Leavy: The other point I would make ... the silt cover on the bottom as well as potentially hiding the debris. Now that we have an analysis that shows there is silt down there, that's quite an absorbing material so we are at risk of a lot of the sound energy being absorbed by the silt rather than if for instance it was a rock sea bed, a lot of that would be reflected back up to the surface or towards the surface. So the fact that there's silt there has also hindered, to a certain extent, the sound path propagation.
Leavy: It's quite possible that there is currents down there which could have disturbed the debris and also as it was falling from the surface it would have dispersed over a fairly large area as well ... we don't have accurate sampling of the currents in that particular area. The indication we have that silt is on the seabed is taken from some core samples that were taken some years ago and 130 miles away from our current position by an oceanographic ship that are in a database that we can access. But that gives an indication of how little understanding we have of the detailed topography of the seabed. But the concept of having water movements and flows down there is one we need to take into account.
... I would also highlight to you the satellite handshake calculation number seven. That was the handshake which was a partial ping, where the experts in Kuala Lumpur assess that the aircraft might have—plane engines might have flamed out, and it's probably significant in terms of the end of powered flight.
Each mission conducted by the Bluefin-21 will take a minimum of 24 hours to complete. It will take the Autonomous Underwater Vehicle two hours to get down to the bottom of the ocean. It will then be on task for 16 hours. It will then take two hours to return to the surface and four hours to download and analyse the data collected. The first mission will see Bluefin-21 cover an area of approximately five kilometres by eight kilometres, an area of 40 square kilometres.
In another development, I can report Ocean Shield detected an oil slick yesterday evening in her current search area ... it will be a number of days before it can be landed ashore and conclusively tested.
The air and surface search for floating material will be completed in the next two to three days in the area where the aircraft most likely entered the water.
The chances of any floating material being recovered have greatly diminished and it will be appropriate to consult with Australia's partners to decide the way ahead later this week.
From the Q & A:
... we have got one vehicle and we go mission for mission for mission, we will adapt the search area depending on what we find on the bottom of the ocean. So over time, each time the vehicle goes down, it will have a defined search area ... what we do is we start from the best datum and we work outwards from there.

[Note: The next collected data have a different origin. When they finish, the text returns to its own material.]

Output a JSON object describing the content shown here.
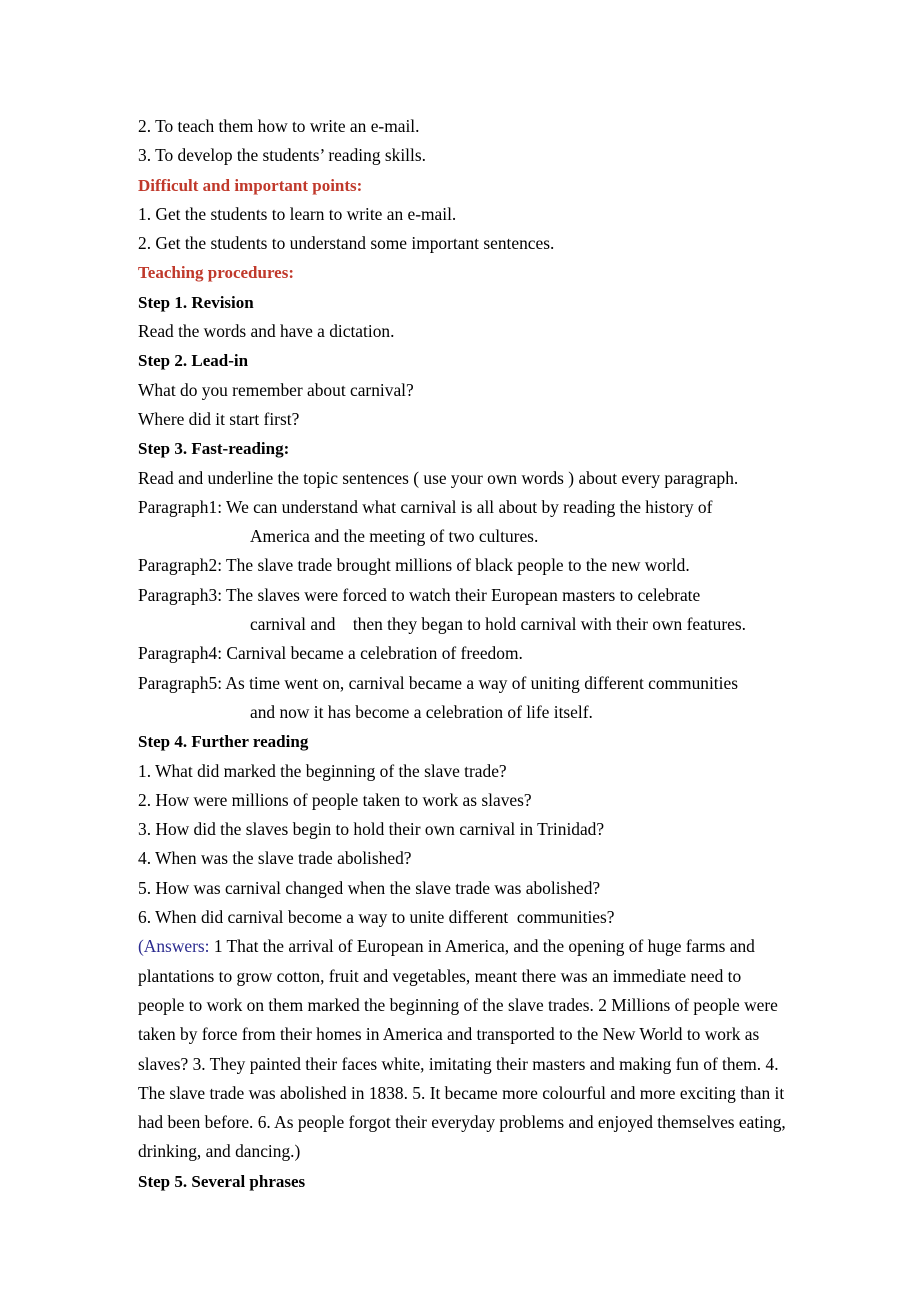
{
  "document": {
    "type": "lesson-plan",
    "colors": {
      "heading_red": "#C0392B",
      "answers_blue": "#2B2B8F",
      "body_text": "#000000",
      "background": "#FFFFFF"
    },
    "lines": [
      {
        "id": "objective-2",
        "text": "2. To teach them how to write an e-mail.",
        "style": "body"
      },
      {
        "id": "objective-3",
        "text": "3. To develop the students’ reading skills.",
        "style": "body"
      },
      {
        "id": "difficult-points-heading",
        "text": "Difficult and important points:",
        "style": "heading-red"
      },
      {
        "id": "difficult-point-1",
        "text": "1. Get the students to learn to write an e-mail.",
        "style": "body"
      },
      {
        "id": "difficult-point-2",
        "text": "2. Get the students to understand some important sentences.",
        "style": "body"
      },
      {
        "id": "teaching-procedures-heading",
        "text": "Teaching procedures:",
        "style": "heading-red"
      },
      {
        "id": "step-1-heading",
        "text": "Step 1. Revision",
        "style": "heading-step"
      },
      {
        "id": "step-1-body",
        "text": "Read the words and have a dictation.",
        "style": "body"
      },
      {
        "id": "step-2-heading",
        "text": "Step 2. Lead-in",
        "style": "heading-step"
      },
      {
        "id": "step-2-q1",
        "text": "What do you remember about carnival?",
        "style": "body"
      },
      {
        "id": "step-2-q2",
        "text": "Where did it start first?",
        "style": "body"
      },
      {
        "id": "step-3-heading",
        "text": "Step 3. Fast-reading:",
        "style": "heading-step"
      },
      {
        "id": "step-3-instruction",
        "text": "Read and underline the topic sentences ( use your own words ) about every paragraph.",
        "style": "body"
      },
      {
        "id": "paragraph-1",
        "text": "Paragraph1: We can understand what carnival is all about by reading the history of",
        "style": "body"
      },
      {
        "id": "paragraph-1-cont",
        "text": "America and the meeting of two cultures.",
        "style": "indent"
      },
      {
        "id": "paragraph-2",
        "text": "Paragraph2: The slave trade brought millions of black people to the new world.",
        "style": "body"
      },
      {
        "id": "paragraph-3",
        "text": "Paragraph3: The slaves were forced to watch their European masters to celebrate",
        "style": "body"
      },
      {
        "id": "paragraph-3-cont",
        "text": "carnival and    then they began to hold carnival with their own features.",
        "style": "indent"
      },
      {
        "id": "paragraph-4",
        "text": "Paragraph4: Carnival became a celebration of freedom.",
        "style": "body"
      },
      {
        "id": "paragraph-5",
        "text": "Paragraph5: As time went on, carnival became a way of uniting different communities",
        "style": "body"
      },
      {
        "id": "paragraph-5-cont",
        "text": "and now it has become a celebration of life itself.",
        "style": "indent"
      },
      {
        "id": "step-4-heading",
        "text": "Step 4. Further reading",
        "style": "heading-step"
      },
      {
        "id": "step-4-q1",
        "text": "1. What did marked the beginning of the slave trade?",
        "style": "body"
      },
      {
        "id": "step-4-q2",
        "text": "2. How were millions of people taken to work as slaves?",
        "style": "body"
      },
      {
        "id": "step-4-q3",
        "text": "3. How did the slaves begin to hold their own carnival in Trinidad?",
        "style": "body"
      },
      {
        "id": "step-4-q4",
        "text": "4. When was the slave trade abolished?",
        "style": "body"
      },
      {
        "id": "step-4-q5",
        "text": "5. How was carnival changed when the slave trade was abolished?",
        "style": "body"
      },
      {
        "id": "step-4-q6",
        "text": "6. When did carnival become a way to unite different  communities?",
        "style": "body"
      }
    ],
    "answers": {
      "lead_label": "(Answers:",
      "text": " 1 That the arrival of European in America, and the opening of huge farms and plantations to grow cotton, fruit and vegetables, meant there was an immediate need to people to work on them marked the beginning of the slave trades. 2 Millions of people were taken by force from their homes in America and transported to the New World to work as slaves? 3. They painted their faces white, imitating their masters and making fun of them. 4. The slave trade was abolished in 1838. 5. It became more colourful and more exciting than it had been before. 6. As people forgot their everyday problems and enjoyed themselves eating, drinking, and dancing.)"
    },
    "footer_heading": {
      "id": "step-5-heading",
      "text": "Step 5. Several phrases"
    }
  }
}
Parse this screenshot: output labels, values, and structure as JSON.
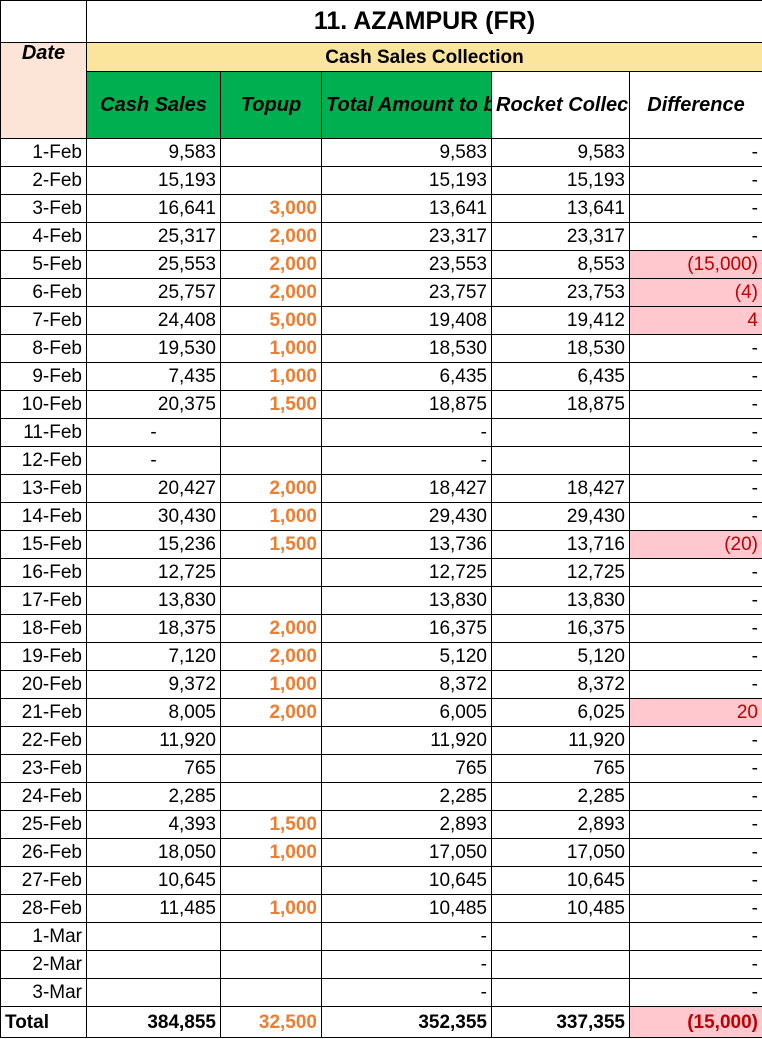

And it's really up to the people on the spot to determine where the best area is to go next ... We start where we think the best location is, that's the datum for the start of the search and we go outwards from there.
This represents the best lead we have in relation to missing flight MH370 and where the current underwater search efforts are being pursued to their completion so we can either confirm or discount the area as the final resting place of MH370.
An Adelaide-based exploration company believes it may have located the wreckage of Malaysia Airlines flight MH370, 5000km away from where authorities have been looking.
The company, GeoResonance, says its research has identified elements on the ocean floor consistent with material from a plane.Supporting evidence shows some kind of blobby scan (maybe 5x5 pixels blown way up) overlaid with a picture of an airplane. Looks more like the virgin Mary to me. Meanwhile, slashdot is generally skeptical, but if you need another dose of conspiracy theory about the MH370 disappearance, feel free to drop in to that thread.
It is time for others to follow or get out of the way. The Malaysia Airlines Flight 370 investigation has been floundering for too long. Republicans should urge the president to inform the world that the United States is assuming the lead role in the investigation, search, recovery and final report... At the end of it all, we should send Malaysia the bill. If they don’t pay, we can impose trade sanctions until we are made whole.